Are your kids playing these adult-oriented games?

Published November 26, 2020, 6:32 PM

by Ellson Quismorio

What do Grand Theft Auto (GTA) V, Mobile Legends, and Roblox have in common? These are video games that your sweet and innocent six-year-old is probably playing right now.

(Pixabay photo)

These are also games geared toward adults and/or teenagers, in case you didn’t know.

National Council for Children’s Television (NCCT) Executive Director Daisy Atienza shared this rather worrisome information to the House Committee on Creative Industry and Performing Arts in a virtual hearing Thursday.

Aside from three aforementioned games, the following comprise the top 14 “most common video games played” among grades 1 to 3 students: Paw Patrol, Gatcha, Candy Crush, Angry Birds, My Talking Angela, Fishdom, Plants vs. Zombies, Stick Man Legacy, Wordscapes, My Talking Ben, and Super Mario Bros. 3.

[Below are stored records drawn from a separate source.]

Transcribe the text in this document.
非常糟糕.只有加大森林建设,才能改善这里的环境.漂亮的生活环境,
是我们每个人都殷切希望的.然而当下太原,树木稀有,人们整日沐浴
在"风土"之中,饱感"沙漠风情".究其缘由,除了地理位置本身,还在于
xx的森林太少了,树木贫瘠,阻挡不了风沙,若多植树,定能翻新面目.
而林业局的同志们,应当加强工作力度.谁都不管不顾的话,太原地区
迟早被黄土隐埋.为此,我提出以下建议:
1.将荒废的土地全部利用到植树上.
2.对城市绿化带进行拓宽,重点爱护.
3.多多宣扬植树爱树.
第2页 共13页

“While the most commonly played video games of grades 1 to 3 are casual games, it is an interesting finding that children as young as six years old are already knowledgeable of teen or adult-oriented games such as Roblox, Grand Theft Auto, and Mobile Legends,” Atienza told the panel.

The NCCT official described the phenomenon as “scary” (nakakatakot).

“Role-playing games (RPGs) are the most popular type of game for grades 4 to 6, often battle games, which can be played online and interactively with chatrooms that allow for conversations with actual players,” she added.

Atienza talked about the negative impact of video games among grade schoolers. “As grades 1 to 3 learners are engaged more in video gaming, their performance in accomplishing their tasks and their contextual behaviors decline.”

But she said that other media like television can also produce a similar effect. “As grades 1 to 3 are exposed to more television content, the more their ability to maintain prosocial behavior in class decreases,” Atienza said.

Moreover, the 2015 and 2018 research papers that Atienza based her presentation from says that the types of TV programs being watched by Filipino children “contain heavy themes on violence, death, sex, extramarital affairs, drugs and revenge.”

Majority of these TV shows–which the kids usually watch together with their parents, strangely enough–glamorize death and sex, Atienza said.

“Interestingly, children watch cartoons almost always by themselves, as parents see cartoons as less harmful than teleseryes or adult movies,” she added.